Spokesman: Yeah, I mean, one has to see it in a bit of a flexible way. You have… as you mentioned, you have the sessions in Doha, which are face to face. This is a way for the international community to bolster the work of the parties and to show a united front in a path forward for Afghanistan.
Question: Because there has been… there was progress in Doha with regard to the US and the Taliban but not with regard to the Afghan Government and the Taliban. Is this because you see Doha as deadlocked?
Spokesman: No, I don’t think anyone sees anything as deadlocked. I think we think the international… this is a representation of the unified will of the international community to try to help the parties move forward.
Question: And one very different question, on vaccines, fresh concern about vaccines in the US, concerning Europe about AstraZeneca, Johnson & Johnson. I know it’s not the SG’s job to weigh in on which vaccines are safe, but it is his job to… for the public messaging that you want as many people vaccinated as possible. How worried is he that the current health concerns around the world about different vaccines are going to stop or reduce vaccine take-up?
Spokesman: Well, I think the concern is not so much about what is coming out of medical… the medical authorities.
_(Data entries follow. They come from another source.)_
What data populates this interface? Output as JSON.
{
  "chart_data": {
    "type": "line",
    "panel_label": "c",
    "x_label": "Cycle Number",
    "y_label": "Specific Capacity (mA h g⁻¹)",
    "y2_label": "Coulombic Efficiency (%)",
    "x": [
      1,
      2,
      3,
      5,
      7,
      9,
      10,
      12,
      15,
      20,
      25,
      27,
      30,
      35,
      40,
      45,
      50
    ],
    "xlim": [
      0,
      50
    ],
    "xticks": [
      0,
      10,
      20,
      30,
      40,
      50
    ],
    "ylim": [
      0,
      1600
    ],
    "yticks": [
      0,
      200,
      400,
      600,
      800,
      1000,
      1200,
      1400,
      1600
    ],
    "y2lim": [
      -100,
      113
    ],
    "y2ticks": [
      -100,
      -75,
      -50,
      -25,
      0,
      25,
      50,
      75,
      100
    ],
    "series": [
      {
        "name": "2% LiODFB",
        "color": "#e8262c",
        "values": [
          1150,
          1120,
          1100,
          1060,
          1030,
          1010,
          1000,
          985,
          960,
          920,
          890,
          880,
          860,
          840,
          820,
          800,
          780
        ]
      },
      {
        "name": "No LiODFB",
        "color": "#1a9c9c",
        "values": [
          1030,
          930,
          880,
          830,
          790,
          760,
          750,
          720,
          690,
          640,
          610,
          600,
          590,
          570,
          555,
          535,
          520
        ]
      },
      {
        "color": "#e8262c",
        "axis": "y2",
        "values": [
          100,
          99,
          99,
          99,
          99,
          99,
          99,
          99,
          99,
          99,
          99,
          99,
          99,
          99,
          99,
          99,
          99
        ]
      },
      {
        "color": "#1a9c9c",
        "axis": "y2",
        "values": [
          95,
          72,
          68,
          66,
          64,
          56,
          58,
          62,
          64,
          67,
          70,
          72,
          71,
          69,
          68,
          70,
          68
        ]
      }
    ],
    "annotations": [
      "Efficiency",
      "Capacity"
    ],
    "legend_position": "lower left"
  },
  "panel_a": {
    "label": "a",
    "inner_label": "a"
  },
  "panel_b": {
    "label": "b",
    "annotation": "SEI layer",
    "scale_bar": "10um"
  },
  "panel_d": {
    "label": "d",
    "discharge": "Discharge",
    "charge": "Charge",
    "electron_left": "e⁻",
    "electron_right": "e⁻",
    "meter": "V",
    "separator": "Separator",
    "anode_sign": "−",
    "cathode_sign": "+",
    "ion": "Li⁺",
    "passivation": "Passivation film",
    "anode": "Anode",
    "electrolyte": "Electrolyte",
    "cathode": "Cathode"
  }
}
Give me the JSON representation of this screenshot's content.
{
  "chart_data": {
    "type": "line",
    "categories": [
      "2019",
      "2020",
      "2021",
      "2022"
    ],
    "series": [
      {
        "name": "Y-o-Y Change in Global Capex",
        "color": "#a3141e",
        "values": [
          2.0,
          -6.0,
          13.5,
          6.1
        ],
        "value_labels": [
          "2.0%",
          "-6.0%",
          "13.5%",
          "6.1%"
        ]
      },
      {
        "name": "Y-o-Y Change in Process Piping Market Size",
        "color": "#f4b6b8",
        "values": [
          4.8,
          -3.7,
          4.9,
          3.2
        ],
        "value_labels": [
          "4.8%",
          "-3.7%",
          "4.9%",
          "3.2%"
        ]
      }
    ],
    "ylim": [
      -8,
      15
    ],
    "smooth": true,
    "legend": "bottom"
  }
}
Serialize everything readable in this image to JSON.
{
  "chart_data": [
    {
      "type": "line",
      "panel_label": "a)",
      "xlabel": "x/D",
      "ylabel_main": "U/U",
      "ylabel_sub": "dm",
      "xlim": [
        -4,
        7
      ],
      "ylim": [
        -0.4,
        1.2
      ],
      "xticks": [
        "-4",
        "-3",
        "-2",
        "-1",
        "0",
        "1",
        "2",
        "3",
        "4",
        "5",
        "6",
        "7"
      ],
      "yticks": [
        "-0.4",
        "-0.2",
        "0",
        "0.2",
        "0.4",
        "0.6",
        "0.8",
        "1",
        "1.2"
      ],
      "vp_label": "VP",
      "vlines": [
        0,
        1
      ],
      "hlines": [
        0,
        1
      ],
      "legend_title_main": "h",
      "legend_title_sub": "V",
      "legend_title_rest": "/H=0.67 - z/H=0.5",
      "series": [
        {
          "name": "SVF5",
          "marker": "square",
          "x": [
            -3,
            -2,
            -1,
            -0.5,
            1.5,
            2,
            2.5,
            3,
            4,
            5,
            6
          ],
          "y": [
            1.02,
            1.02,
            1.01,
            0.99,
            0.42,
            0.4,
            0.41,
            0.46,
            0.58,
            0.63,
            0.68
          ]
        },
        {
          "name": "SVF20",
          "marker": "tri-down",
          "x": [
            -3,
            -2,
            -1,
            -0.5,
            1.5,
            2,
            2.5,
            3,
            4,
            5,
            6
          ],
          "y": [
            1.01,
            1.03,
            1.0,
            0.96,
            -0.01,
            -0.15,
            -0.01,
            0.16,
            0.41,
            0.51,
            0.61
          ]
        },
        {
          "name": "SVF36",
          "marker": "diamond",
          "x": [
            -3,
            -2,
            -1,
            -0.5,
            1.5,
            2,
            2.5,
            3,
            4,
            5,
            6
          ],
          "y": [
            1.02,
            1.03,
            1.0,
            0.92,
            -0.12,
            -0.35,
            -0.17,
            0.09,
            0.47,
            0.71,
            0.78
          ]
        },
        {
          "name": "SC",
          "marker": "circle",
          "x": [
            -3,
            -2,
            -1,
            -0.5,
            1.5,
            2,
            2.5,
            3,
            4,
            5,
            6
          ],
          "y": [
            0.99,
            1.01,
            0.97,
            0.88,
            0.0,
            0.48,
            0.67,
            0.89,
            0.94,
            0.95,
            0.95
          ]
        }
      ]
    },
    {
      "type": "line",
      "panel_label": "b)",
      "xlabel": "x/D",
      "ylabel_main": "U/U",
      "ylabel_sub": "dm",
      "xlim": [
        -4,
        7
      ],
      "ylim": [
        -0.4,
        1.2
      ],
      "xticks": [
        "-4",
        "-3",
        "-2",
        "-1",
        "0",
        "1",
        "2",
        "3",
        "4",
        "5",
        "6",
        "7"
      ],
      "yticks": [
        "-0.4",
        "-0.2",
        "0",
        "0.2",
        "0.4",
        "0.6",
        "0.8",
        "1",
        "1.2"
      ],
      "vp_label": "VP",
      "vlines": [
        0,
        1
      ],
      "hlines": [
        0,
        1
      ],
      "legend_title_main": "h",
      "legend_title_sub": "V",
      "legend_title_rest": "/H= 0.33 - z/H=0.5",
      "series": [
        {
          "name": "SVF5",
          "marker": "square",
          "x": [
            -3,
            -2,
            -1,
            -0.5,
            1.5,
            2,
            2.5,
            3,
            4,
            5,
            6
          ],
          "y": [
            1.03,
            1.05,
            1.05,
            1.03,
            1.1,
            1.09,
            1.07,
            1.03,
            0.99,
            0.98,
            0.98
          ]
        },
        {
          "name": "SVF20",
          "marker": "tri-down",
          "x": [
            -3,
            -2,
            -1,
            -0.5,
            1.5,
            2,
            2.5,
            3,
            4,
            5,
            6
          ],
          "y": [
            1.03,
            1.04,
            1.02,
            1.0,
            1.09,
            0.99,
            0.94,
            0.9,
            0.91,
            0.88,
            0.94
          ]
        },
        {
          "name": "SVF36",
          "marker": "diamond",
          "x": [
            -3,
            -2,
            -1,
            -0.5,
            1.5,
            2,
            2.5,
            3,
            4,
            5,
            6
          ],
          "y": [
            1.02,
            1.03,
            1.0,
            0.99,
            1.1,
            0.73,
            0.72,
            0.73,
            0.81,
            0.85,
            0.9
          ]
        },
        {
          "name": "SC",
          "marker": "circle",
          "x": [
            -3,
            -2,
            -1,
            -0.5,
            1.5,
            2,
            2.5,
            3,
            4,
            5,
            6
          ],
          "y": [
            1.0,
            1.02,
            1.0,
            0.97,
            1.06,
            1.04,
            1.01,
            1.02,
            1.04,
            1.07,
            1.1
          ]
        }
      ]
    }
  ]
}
The concern is what is coming out of disinformation. I think it is very important that people listen to medical advice, follow the advice of experts. The disinformation is a concern to us, but I also think that Governments and including the UN need to do a really good job in terms of hearing people’s concerns, because some of those are not just based on disinformation. So, I think we also need to make sure that the public information campaigns actually speak to the concerns of the people.
Question: Thank you. Just returning to the missed Guernica, you had mentioned that there are ongoing conversations with the Rockefeller family. Does that mean there’s some hope that the great painting, tapestry may be returned?
Spokesman: Hope is my middle name. [laughter]
All right. On that note, I don’t think you’re getting a PGA (President of the General Assembly) briefing, and we shall see each other mañana.